Thursday, 21 October 2010
Why dressing for comfort makes me uncomfortable.
It's 8.33pm and I'm in the library.
When my housemate Kait turned to me in class and said "what you're doing tonight?", I thought a fun offer was on the agenda. When I answered "nothing", she responded "wanna come to the library with me?"
So here I am, obviously not doing homework.
While I'm checking my email every 15 seconds (hey!! I might have a blog comment...), reading my favourite blogs and generally procrastinating, I don't really feel myself.
Why? Because I'm dressed in jeans, a hoodie and UGG boots.
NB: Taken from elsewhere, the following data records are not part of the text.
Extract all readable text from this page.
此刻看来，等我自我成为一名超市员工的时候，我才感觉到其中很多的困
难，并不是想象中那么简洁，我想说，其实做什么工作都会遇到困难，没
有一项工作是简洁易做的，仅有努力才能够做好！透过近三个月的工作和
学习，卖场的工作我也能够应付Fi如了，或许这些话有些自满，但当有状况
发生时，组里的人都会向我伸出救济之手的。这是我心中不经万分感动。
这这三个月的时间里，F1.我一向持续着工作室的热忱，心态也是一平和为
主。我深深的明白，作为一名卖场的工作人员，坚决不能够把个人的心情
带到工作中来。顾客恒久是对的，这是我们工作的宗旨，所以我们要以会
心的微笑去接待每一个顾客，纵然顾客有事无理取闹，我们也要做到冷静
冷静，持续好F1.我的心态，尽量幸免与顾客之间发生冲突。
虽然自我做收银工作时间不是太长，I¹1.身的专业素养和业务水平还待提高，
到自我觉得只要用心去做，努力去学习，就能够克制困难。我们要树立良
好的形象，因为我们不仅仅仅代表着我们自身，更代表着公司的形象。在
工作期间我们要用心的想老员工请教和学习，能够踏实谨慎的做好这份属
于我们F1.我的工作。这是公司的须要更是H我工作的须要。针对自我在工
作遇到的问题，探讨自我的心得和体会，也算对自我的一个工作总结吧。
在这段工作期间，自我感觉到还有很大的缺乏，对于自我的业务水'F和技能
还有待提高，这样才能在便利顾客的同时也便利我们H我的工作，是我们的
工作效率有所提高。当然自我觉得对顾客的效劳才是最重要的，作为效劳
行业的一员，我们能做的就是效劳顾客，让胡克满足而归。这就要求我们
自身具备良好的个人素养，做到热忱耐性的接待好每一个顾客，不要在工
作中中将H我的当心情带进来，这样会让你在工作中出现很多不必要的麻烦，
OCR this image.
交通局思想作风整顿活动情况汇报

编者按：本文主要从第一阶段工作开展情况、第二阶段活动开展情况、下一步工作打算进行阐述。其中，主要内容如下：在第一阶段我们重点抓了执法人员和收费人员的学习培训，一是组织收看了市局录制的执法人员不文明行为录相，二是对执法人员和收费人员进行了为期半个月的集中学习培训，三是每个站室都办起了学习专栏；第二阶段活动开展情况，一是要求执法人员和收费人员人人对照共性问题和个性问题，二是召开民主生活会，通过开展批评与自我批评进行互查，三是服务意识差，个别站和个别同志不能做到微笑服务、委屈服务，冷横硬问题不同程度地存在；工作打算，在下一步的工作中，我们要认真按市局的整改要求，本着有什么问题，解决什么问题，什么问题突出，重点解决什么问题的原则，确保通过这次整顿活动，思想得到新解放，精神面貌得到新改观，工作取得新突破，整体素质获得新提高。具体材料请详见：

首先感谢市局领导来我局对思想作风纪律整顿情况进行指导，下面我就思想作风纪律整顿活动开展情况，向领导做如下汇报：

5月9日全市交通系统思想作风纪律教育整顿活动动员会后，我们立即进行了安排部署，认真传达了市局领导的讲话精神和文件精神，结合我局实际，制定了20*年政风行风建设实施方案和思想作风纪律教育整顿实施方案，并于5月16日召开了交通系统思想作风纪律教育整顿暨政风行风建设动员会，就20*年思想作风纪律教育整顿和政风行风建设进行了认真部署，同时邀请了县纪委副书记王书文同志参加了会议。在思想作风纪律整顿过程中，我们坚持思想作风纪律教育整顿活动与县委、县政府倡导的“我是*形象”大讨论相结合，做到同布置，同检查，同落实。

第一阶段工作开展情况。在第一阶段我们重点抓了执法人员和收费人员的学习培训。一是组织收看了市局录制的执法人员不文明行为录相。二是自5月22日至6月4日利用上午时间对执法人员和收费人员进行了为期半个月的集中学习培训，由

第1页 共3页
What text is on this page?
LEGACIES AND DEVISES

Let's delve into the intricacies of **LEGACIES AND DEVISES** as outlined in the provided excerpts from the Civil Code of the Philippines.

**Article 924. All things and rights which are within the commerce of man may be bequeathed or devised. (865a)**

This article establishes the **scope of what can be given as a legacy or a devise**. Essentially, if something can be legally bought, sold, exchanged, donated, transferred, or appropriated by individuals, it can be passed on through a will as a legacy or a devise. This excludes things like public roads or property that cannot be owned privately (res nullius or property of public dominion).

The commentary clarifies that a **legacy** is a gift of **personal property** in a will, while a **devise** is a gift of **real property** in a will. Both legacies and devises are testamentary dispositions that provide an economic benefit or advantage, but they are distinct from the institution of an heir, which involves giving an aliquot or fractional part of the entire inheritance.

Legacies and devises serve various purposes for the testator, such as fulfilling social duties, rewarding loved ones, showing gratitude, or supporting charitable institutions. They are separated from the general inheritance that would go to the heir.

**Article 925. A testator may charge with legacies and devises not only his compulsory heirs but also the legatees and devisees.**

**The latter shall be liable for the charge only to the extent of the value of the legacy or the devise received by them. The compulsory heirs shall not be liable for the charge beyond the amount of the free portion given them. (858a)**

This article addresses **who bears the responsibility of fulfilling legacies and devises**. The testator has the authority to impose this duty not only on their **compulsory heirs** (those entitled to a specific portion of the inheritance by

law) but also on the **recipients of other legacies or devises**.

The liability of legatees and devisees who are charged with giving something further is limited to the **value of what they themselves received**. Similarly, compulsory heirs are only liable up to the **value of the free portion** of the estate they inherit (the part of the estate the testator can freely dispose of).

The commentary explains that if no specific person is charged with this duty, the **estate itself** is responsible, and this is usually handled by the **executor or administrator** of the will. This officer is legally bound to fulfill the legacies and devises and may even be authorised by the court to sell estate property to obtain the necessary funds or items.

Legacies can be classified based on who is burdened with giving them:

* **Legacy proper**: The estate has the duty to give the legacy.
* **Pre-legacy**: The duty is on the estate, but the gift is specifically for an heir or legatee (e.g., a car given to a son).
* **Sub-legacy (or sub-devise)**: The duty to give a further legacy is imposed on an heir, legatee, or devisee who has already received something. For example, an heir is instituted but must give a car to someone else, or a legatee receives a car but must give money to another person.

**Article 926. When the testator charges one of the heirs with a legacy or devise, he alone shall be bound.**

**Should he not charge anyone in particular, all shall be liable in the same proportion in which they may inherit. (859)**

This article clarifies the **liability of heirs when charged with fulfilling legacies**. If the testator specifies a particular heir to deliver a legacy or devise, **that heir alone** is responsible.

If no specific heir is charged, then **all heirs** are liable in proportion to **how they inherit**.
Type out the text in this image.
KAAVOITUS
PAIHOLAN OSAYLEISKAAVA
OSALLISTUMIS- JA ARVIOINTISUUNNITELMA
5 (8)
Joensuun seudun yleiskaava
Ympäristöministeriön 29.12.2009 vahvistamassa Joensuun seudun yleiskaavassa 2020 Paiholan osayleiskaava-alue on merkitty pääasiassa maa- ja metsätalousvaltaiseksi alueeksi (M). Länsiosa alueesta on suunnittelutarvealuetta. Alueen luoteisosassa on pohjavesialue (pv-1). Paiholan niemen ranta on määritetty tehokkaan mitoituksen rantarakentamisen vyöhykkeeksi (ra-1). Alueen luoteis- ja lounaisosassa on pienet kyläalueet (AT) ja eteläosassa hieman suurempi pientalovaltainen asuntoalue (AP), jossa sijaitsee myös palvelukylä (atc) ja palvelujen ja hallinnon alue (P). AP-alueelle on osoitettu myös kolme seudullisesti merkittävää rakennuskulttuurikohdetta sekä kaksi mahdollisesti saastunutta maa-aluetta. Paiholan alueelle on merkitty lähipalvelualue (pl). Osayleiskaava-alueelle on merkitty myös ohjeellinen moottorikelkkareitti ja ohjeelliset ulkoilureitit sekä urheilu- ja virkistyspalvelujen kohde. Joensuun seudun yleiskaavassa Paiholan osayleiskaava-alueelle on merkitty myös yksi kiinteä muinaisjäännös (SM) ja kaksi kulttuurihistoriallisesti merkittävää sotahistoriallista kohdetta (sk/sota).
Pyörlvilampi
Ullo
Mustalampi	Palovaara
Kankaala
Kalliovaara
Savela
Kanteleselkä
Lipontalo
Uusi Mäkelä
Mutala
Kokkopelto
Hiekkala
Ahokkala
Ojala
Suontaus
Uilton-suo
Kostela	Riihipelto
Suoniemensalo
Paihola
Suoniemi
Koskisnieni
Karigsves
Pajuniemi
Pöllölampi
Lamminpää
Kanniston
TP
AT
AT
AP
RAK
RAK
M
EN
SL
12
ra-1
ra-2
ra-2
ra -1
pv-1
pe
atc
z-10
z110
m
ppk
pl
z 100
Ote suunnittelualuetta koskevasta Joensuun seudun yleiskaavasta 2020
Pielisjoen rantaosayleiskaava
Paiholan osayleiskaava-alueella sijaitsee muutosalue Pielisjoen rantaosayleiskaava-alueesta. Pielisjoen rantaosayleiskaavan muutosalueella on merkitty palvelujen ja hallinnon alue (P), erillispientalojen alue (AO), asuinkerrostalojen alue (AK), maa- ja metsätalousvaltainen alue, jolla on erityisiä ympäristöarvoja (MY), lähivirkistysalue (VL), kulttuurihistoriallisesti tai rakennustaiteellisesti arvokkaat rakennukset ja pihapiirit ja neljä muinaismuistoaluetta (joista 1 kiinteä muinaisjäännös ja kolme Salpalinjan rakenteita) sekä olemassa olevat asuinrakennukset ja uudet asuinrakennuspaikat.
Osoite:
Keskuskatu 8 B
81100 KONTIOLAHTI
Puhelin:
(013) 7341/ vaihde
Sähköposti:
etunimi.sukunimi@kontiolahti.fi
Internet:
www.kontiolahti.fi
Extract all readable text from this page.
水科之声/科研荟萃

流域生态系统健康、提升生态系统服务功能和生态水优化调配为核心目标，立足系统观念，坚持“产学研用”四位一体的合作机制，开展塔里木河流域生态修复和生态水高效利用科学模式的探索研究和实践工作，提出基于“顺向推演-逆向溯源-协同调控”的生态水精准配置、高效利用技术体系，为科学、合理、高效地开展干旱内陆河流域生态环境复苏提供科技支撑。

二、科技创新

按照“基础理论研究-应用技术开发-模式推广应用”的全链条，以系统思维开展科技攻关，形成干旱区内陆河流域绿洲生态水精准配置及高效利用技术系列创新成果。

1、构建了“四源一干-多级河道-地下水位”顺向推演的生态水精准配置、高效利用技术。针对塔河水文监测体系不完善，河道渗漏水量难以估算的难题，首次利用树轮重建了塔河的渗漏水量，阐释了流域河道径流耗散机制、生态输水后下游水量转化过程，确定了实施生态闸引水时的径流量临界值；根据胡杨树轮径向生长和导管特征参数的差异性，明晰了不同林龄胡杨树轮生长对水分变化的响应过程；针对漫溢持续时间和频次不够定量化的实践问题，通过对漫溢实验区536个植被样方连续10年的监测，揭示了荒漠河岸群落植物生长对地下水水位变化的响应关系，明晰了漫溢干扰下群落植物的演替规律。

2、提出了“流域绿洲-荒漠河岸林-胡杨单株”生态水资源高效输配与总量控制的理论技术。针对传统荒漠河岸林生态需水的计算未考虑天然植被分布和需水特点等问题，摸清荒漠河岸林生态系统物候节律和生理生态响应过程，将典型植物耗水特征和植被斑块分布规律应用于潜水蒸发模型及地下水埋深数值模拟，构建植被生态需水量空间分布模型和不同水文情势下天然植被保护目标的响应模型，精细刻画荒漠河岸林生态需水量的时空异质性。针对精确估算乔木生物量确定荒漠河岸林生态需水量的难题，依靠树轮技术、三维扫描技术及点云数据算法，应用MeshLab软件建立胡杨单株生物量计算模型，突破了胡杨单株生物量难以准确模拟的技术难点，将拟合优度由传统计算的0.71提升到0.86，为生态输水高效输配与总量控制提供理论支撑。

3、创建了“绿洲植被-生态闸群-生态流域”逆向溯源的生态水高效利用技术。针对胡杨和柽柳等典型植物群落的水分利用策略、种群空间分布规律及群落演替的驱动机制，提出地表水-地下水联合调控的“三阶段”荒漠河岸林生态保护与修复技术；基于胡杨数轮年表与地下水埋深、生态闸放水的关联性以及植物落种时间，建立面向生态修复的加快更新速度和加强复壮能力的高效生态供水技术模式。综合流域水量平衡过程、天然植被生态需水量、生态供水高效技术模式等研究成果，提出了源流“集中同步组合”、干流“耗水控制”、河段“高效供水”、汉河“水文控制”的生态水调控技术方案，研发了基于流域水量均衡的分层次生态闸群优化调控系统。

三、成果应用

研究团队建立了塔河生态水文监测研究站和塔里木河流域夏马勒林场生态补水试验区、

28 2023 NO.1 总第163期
And I know most people would think "So? You're in the library!!", and this is why I thought I could get away with dressing this way. I'd gotten home from the gym and after a shower I just wanted comfort.
Usually on a Wednesday I get into my pajamas at 5.30pm and don't get out of them until the next morning.
I like comfort in my own house- you will almost never see me out of my dressing gown at home, even though I'm dressed up to the nines underneath.
But right now, I feel horribly uncomfortable.
I don't feel me at all.
I'm not the prettiest girl in the world.
I'm not the smartest.
I'm not the funniest.
I'm not the most fun.
I'm just me, and my way of expressing myself is not through my clever philosophical points in class or my hilarious jokes (though I am hilarious...) but through my clothes. And arguably, my pink hair.
Dressing in this way makes me feel like everybody else.
And it makes me feel like everyone is staring at me.
I'm not sure if it's because I have a weekly fashion column here at the University newspaper; I feel because of this an urge to look good all the time even more so than usual, and the fact that I wrote a scathing condemnation of sweatpants a few weeks ago in it. I feel that I shouldn't be allowed to dress for comfort, and I usually don't want to.
I don't like to be seen when I'm not looking my best.
Is this about people looking at me, how people perceive me, if people are judging me? Or it this about me, myself, my own fear of blending in and being like everyone else?
I'm not sure, but all I know is that right now, with my fringe plaid, my hair dry-shampooed and my makeup somewhat diminished from this morning, I don't feel right, I don't feel me.
Am I horribly shallow? I don't judge other girls for dressing in this way, not at all.
It just isn't the way I like to present myself.
Right now, I do feel comfortable, just not in the right way.